Boy and girl. They were both wearing sailor suits.

Come here honey, honey, bang my drum.

If you ain’t got the fever, you ain’t gonna come.

Now the rival’s latest release was playing.

Click, click,

Click.

Nola’s finger jabbed repeatedly at the buttons, causing the images on screen to flood and melt together as the programmes flowed by, merging into each other. Sub windows opened up and vanished as she moved through the web channels, the ethercasts, ephemeral programmes of vapour and dust, fragments and whispers. She passed through Shimmertown where the shimmers gathered, the countless endless messages that lasted for only 44 seconds before they faded from the screen. Nola tried to read a couple, failed to catch them in time, moved on:

from station to station, haze to spark

signal to signal.

Then she stopped.

What was that sound, that noise?

Music.

Her own music.

Click, click.

Nola flicked back through the last few selections until she found it, a web-cable fuzzcast, fragile, lodged in the low-rent frequencies.

Click.

The new video, the new song being promoted.

She got up from the couch, moving closer to the screen.

There she was.

Nola Blue.

The images jumped and pulsed.

Zoom!

Zoom shot hit the singer’s face like a bomb shock.

But she just laughed. Nola laughed in the eyes of the camera and then turned, spinning on her heels, dropping down to a dead

STOP!

Bang. On the dot. Halfway to her knees and then up again and away, singing now.

(I just wanna, I wanna get to know you.)

Dancing now, moving in time to the music, playing to the tracking shot as it kept pace with her, along the studio floor and then out, outside.

(You know I wanna

I just wanna

I really wanna...)

Out.

Bright glare of sunlight jarring the lens.

Jump cut.

Along the urban riverbank where the young man was waiting with his gang of toughs.

(I wanna get to know the real you.)

The young man was waiting just for her and then he too was dancing his own steps, moving away from the gang, moving with Nola but always keeping one or two or three or four twists and turns ahead of her.

(I wanna touch you. I just wanna...)

And no matter how she tried to stay in pursuit, no matter how loudly or how passionately she sang, he was always ahead, this young man, always on the edge of being lost...

Nola watched herself on the screen.

She could hardly recognise the face as her own, so often had she been transformed by the star-making process. Made-over, made-up, powdered. Jigged and rejigged. Extended, and then digitalised to within an inch of her flesh or so it felt, post-production, until there was hardly anything of herself left up there.

Hardly anything at all.

Even her voice, her lovely voice made by nature, by the good genes of the poor mother and bad father, even her born-to-sing singing voice was all chopped-up and rearranged, auto-tuned, remixed beyond any measure of her own tongue.

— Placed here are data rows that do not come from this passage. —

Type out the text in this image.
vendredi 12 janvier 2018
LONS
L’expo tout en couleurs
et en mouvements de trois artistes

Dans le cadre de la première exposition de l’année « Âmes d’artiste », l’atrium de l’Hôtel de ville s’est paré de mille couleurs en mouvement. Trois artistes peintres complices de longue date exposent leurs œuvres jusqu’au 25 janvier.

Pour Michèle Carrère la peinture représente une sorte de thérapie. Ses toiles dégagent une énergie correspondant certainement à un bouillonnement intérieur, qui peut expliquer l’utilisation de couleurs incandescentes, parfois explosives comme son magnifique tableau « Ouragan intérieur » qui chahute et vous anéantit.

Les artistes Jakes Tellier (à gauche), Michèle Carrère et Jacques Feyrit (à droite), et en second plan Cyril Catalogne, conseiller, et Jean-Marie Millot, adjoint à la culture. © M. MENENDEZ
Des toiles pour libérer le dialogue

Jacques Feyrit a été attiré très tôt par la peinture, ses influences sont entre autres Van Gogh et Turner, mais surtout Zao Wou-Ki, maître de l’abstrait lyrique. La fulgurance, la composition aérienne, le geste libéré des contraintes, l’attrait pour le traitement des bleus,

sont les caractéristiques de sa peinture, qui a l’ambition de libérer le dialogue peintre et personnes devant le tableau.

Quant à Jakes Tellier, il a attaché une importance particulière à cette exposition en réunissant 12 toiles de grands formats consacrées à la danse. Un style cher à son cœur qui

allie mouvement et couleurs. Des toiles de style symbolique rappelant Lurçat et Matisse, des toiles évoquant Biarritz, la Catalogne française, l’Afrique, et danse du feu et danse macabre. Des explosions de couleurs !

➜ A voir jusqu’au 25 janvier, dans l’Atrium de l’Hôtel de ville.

It was like another person existed.

That was it.

Another version of her own face and body. Some weird little abstract entity who lived on the other side of the screen. A young person who looked like Nola looked, talked and walked as she did, sang and danced like she did, spelt her name the same way, using the same letters in the same order; this second woman, this double, with the same silhouette, wearing the same clothes, clouded and veiled by the same fully moussed-up and layered cascade of hair.

The same goddamn teeth even.

Gleaming like a showgirl. Plastic white scrape and bleach job, all paid for by George himself, against future royalties, of course.

Name, face, teeth, skin, clothes, lips, eyes.